Now for an example Democrats won't like but is kind of the mirror image of this. Many Democrats have criminal justice reform positions that poll well and are popular but time and again lose or barely beat Republicans with positions that are toxic with the electorate (such as being dismissive outright of police brutality). Just this past week, the incumbent former Democrat in Allegheny County (now a Republican) defeated a liberal public defender challenger to stay on as DA. The incumbent won 52-48, while the Democrat running for Supreme Court statewide carried the county 63-37. A Democratic socialist running for county executive barely won 51-49 on the same day in a race that heavily featured crime. This is a nearly 2:1 Democratic county that hasn't voted for a Republican for President since 1972, but by embracing and/or failing to shut the doors to the friction position on crime - defunding the police, abolishing prison, not taking violent crime serious, the electorate just makes a binary choice to not even really explore the nuance of their positions further up the ideological spectrum. They may even largely agree with them on things like pre-trial diversion or attacking the root causes of crime, but by embracing friction, the discussion is over for many people. And that extends to excusing the truly horrible anti-reform language that many Republicans use - the issue is the friction surrounding defunding police, anything beyond that is noise.
In Snohomish County Washington, a more purple-ish county (Dems typically win about 58%, Republicans last won the Presidency in 1988 there), a truly toxic right wing sheriff was barely defeated by a moderate Democrat.

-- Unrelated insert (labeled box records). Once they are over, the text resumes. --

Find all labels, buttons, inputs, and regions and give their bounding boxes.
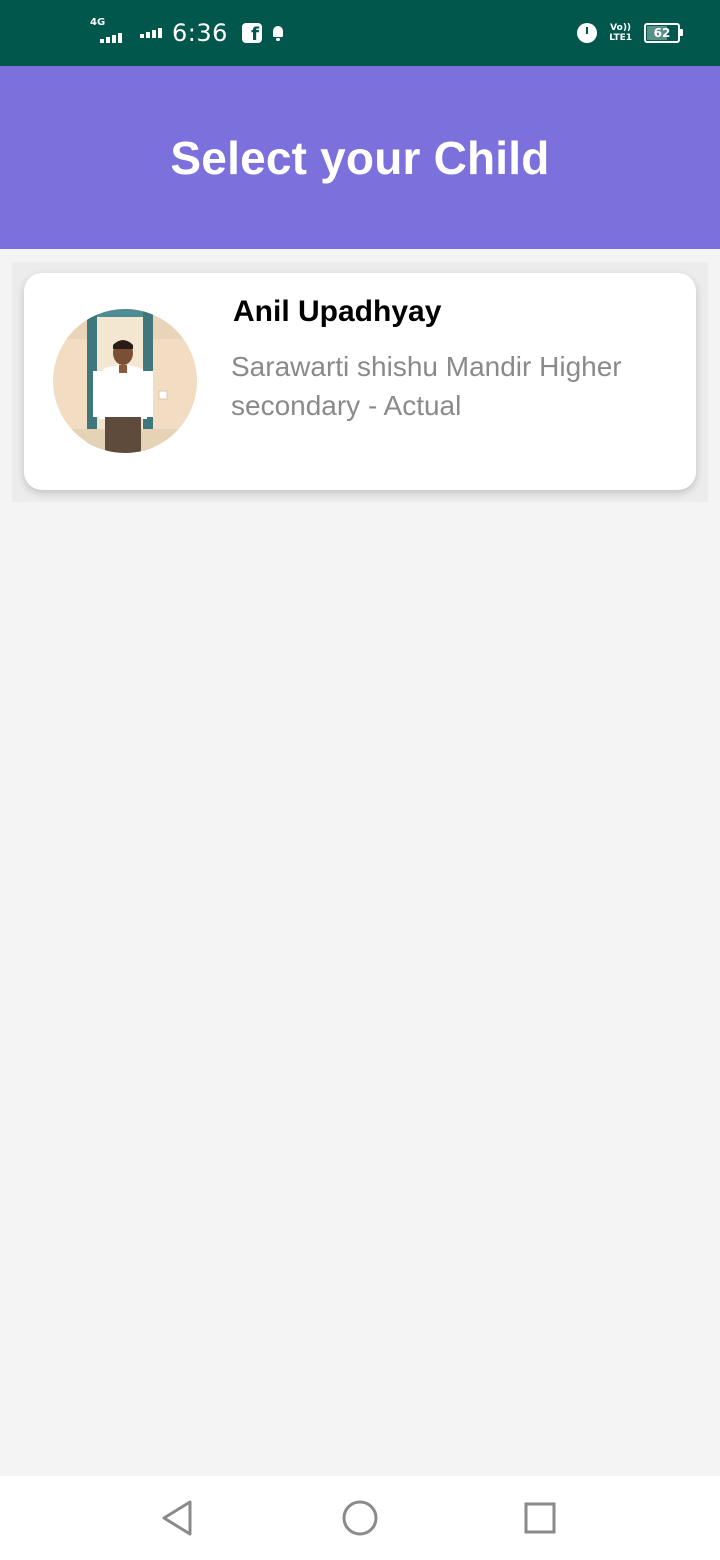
system-nav-bar [0, 1476, 720, 1560]
signal-icon [140, 28, 162, 38]
network-type-label: 4G [90, 17, 106, 28]
facebook-icon [241, 23, 262, 45]
child-avatar [53, 309, 197, 453]
alarm-icon [577, 23, 598, 43]
status-bar: 4G 6:36 Vo)) LTE1 62 [0, 0, 720, 66]
status-bar-left: 4G 6:36 [90, 0, 284, 66]
recents-icon[interactable] [520, 1498, 560, 1538]
child-card[interactable]: Anil Upadhyay Sarawarti shishu Mandir Hi… [24, 273, 696, 490]
child-school: Sarawarti shishu Mandir Higher secondary… [231, 351, 622, 421]
app-header: Select your Child [0, 66, 720, 249]
volte-icon: Vo)) LTE1 [609, 23, 632, 43]
child-name: Anil Upadhyay [233, 295, 442, 328]
notification-bell-icon [272, 26, 284, 41]
page-title: Select your Child [170, 131, 550, 184]
home-icon[interactable] [340, 1498, 380, 1538]
back-icon[interactable] [158, 1498, 198, 1538]
signal-4g-icon: 4G [90, 17, 124, 45]
battery-icon: 62 [644, 23, 683, 43]
volte-line-1: Vo)) [610, 23, 632, 33]
battery-level: 62 [653, 26, 671, 40]
volte-line-2: LTE1 [609, 33, 632, 43]
avatar-photo [53, 309, 197, 453]
status-bar-right: Vo)) LTE1 62 [577, 0, 683, 66]
status-time: 6:36 [172, 19, 228, 47]
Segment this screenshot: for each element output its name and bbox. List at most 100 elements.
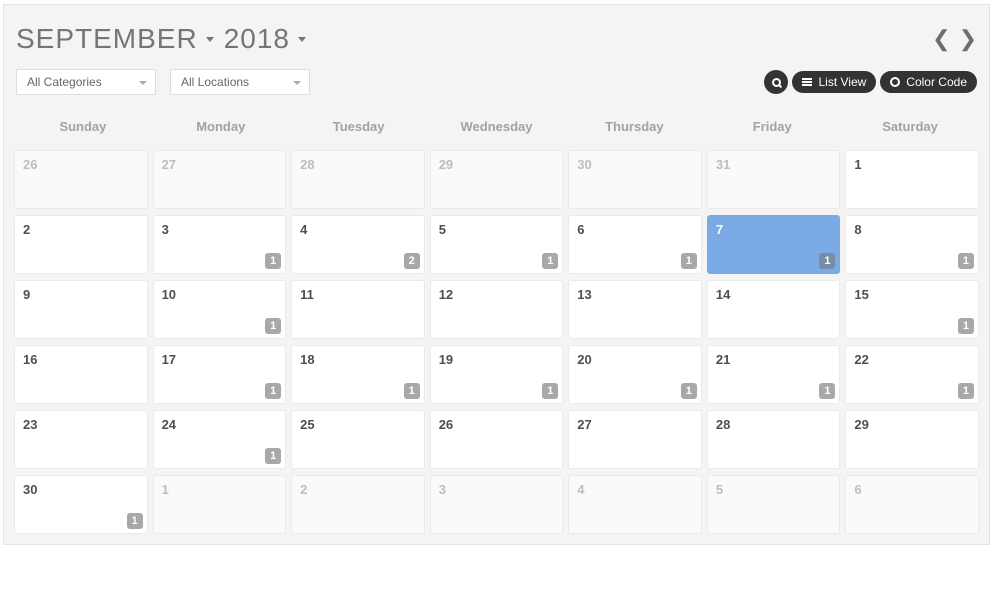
day-cell[interactable]: 191 (430, 345, 564, 404)
prev-month-icon[interactable]: ❮ (932, 28, 950, 50)
toolbar: All Categories All Locations List View C… (4, 65, 989, 109)
day-cell[interactable]: 51 (430, 215, 564, 274)
day-number: 9 (23, 287, 139, 302)
day-number: 2 (23, 222, 139, 237)
day-cell[interactable]: 26 (14, 150, 148, 209)
day-cell[interactable]: 2 (291, 475, 425, 534)
event-count-badge: 1 (404, 383, 420, 399)
event-count-badge: 1 (265, 383, 281, 399)
day-number: 29 (854, 417, 970, 432)
day-cell[interactable]: 13 (568, 280, 702, 339)
day-cell[interactable]: 27 (568, 410, 702, 469)
day-cell[interactable]: 29 (430, 150, 564, 209)
day-number: 5 (439, 222, 555, 237)
event-count-badge: 1 (681, 383, 697, 399)
day-cell[interactable]: 28 (291, 150, 425, 209)
day-cell[interactable]: 5 (707, 475, 841, 534)
day-cell[interactable]: 151 (845, 280, 979, 339)
day-number: 4 (577, 482, 693, 497)
day-number: 28 (300, 157, 416, 172)
day-cell[interactable]: 171 (153, 345, 287, 404)
day-cell[interactable]: 42 (291, 215, 425, 274)
event-count-badge: 1 (265, 448, 281, 464)
categories-dropdown[interactable]: All Categories (16, 69, 156, 95)
calendar-grid: 2627282930311231425161718191011112131415… (4, 150, 989, 544)
day-number: 3 (439, 482, 555, 497)
color-code-button[interactable]: Color Code (880, 71, 977, 93)
day-cell[interactable]: 2 (14, 215, 148, 274)
day-cell[interactable]: 6 (845, 475, 979, 534)
locations-dropdown[interactable]: All Locations (170, 69, 310, 95)
day-cell[interactable]: 31 (707, 150, 841, 209)
day-cell[interactable]: 23 (14, 410, 148, 469)
day-cell[interactable]: 12 (430, 280, 564, 339)
weekday-label: Friday (703, 109, 841, 144)
day-cell[interactable]: 101 (153, 280, 287, 339)
day-cell[interactable]: 221 (845, 345, 979, 404)
day-cell[interactable]: 31 (153, 215, 287, 274)
weekday-label: Tuesday (290, 109, 428, 144)
locations-label: All Locations (181, 75, 249, 89)
search-button[interactable] (764, 70, 788, 94)
day-cell[interactable]: 27 (153, 150, 287, 209)
list-view-label: List View (818, 75, 866, 89)
day-cell[interactable]: 201 (568, 345, 702, 404)
day-cell[interactable]: 211 (707, 345, 841, 404)
day-cell[interactable]: 4 (568, 475, 702, 534)
year-selector[interactable]: 2018 (224, 23, 306, 55)
event-count-badge: 1 (819, 253, 835, 269)
day-number: 29 (439, 157, 555, 172)
day-number: 30 (23, 482, 139, 497)
day-cell[interactable]: 181 (291, 345, 425, 404)
month-selector[interactable]: SEPTEMBER (16, 23, 214, 55)
day-cell[interactable]: 26 (430, 410, 564, 469)
color-code-label: Color Code (906, 75, 967, 89)
day-number: 6 (854, 482, 970, 497)
day-cell[interactable]: 301 (14, 475, 148, 534)
event-count-badge: 1 (542, 383, 558, 399)
day-number: 14 (716, 287, 832, 302)
day-cell[interactable]: 71 (707, 215, 841, 274)
day-cell[interactable]: 241 (153, 410, 287, 469)
day-number: 16 (23, 352, 139, 367)
day-number: 21 (716, 352, 832, 367)
day-number: 2 (300, 482, 416, 497)
day-cell[interactable]: 30 (568, 150, 702, 209)
day-cell[interactable]: 1 (845, 150, 979, 209)
day-number: 26 (23, 157, 139, 172)
day-cell[interactable]: 28 (707, 410, 841, 469)
weekday-label: Saturday (841, 109, 979, 144)
day-number: 1 (854, 157, 970, 172)
categories-label: All Categories (27, 75, 102, 89)
toolbar-buttons: List View Color Code (764, 70, 977, 94)
event-count-badge: 1 (958, 383, 974, 399)
day-cell[interactable]: 9 (14, 280, 148, 339)
day-cell[interactable]: 16 (14, 345, 148, 404)
day-number: 11 (300, 287, 416, 302)
day-cell[interactable]: 3 (430, 475, 564, 534)
list-icon (802, 78, 812, 86)
day-number: 13 (577, 287, 693, 302)
caret-down-icon (298, 37, 306, 42)
next-month-icon[interactable]: ❯ (959, 28, 977, 50)
day-number: 5 (716, 482, 832, 497)
day-cell[interactable]: 81 (845, 215, 979, 274)
event-count-badge: 2 (404, 253, 420, 269)
day-number: 26 (439, 417, 555, 432)
day-cell[interactable]: 11 (291, 280, 425, 339)
day-cell[interactable]: 61 (568, 215, 702, 274)
day-cell[interactable]: 14 (707, 280, 841, 339)
list-view-button[interactable]: List View (792, 71, 876, 93)
day-number: 6 (577, 222, 693, 237)
year-label: 2018 (224, 23, 290, 55)
day-cell[interactable]: 29 (845, 410, 979, 469)
weekday-label: Thursday (565, 109, 703, 144)
day-number: 27 (162, 157, 278, 172)
day-number: 12 (439, 287, 555, 302)
event-count-badge: 1 (958, 318, 974, 334)
day-cell[interactable]: 25 (291, 410, 425, 469)
filters: All Categories All Locations (16, 69, 310, 95)
day-number: 8 (854, 222, 970, 237)
search-icon (772, 78, 781, 87)
day-cell[interactable]: 1 (153, 475, 287, 534)
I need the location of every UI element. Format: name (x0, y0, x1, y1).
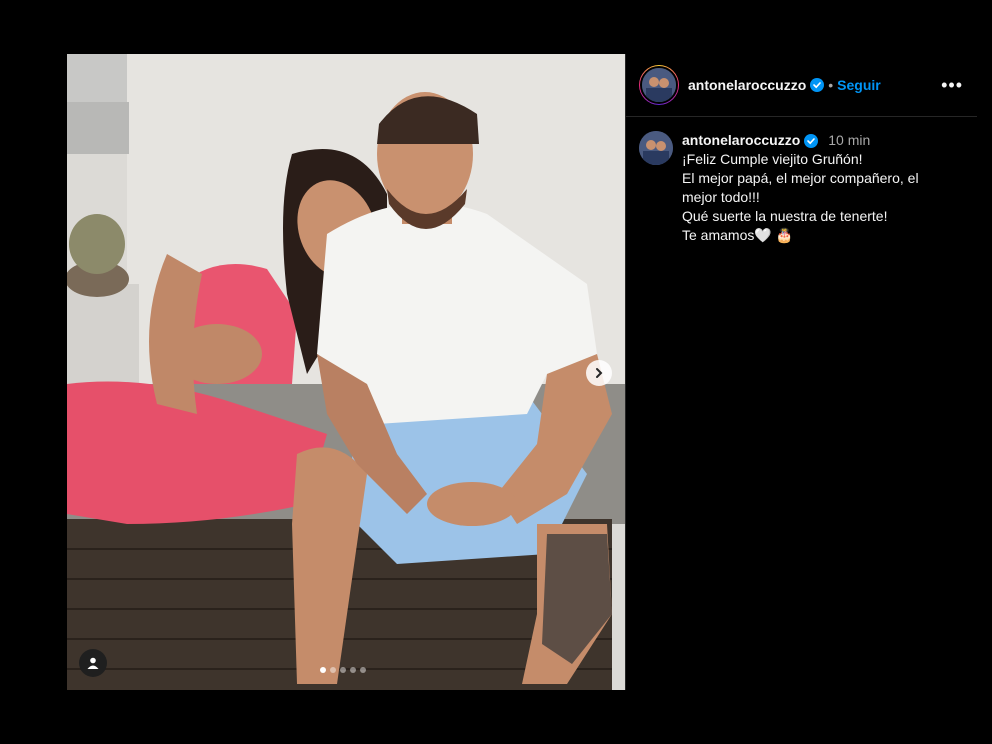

It probably helped that she was a former sheriff's deputy who was supported by five former sheriffs, the corrections union and others, but you can still see the kind of penalty that even a normal candidate who says and does the right things pays because as a party we've embraced friction on this issue.
Now for some good news - opposing abortion is a key moral position for most conservatives so there probably isn't an easy way out for them. Instead of just dropping the issue and letting only the most red states like Mississippi have ongoing bans, the incentive structure on the Republican side is likely going to spend a lot of time on one-simple-trick ways to fix their problems, or embracing lame PR that tries to fool themselves into thinking 18 year olds are part of some new pro-life generation. That's going to be a tough issue for them to fix.
But 99% of Democrats do not embrace as a core position defunding the police or abolishing prison, so we can actually fix this friction by just saying forcefully that we oppose it. Are we going to make the furthest and most fringe leftist/progressive elements of our coalition upset? Probably. But if you can't win a DA's race in a 63-37 Democratic county, what good are they to the coalition?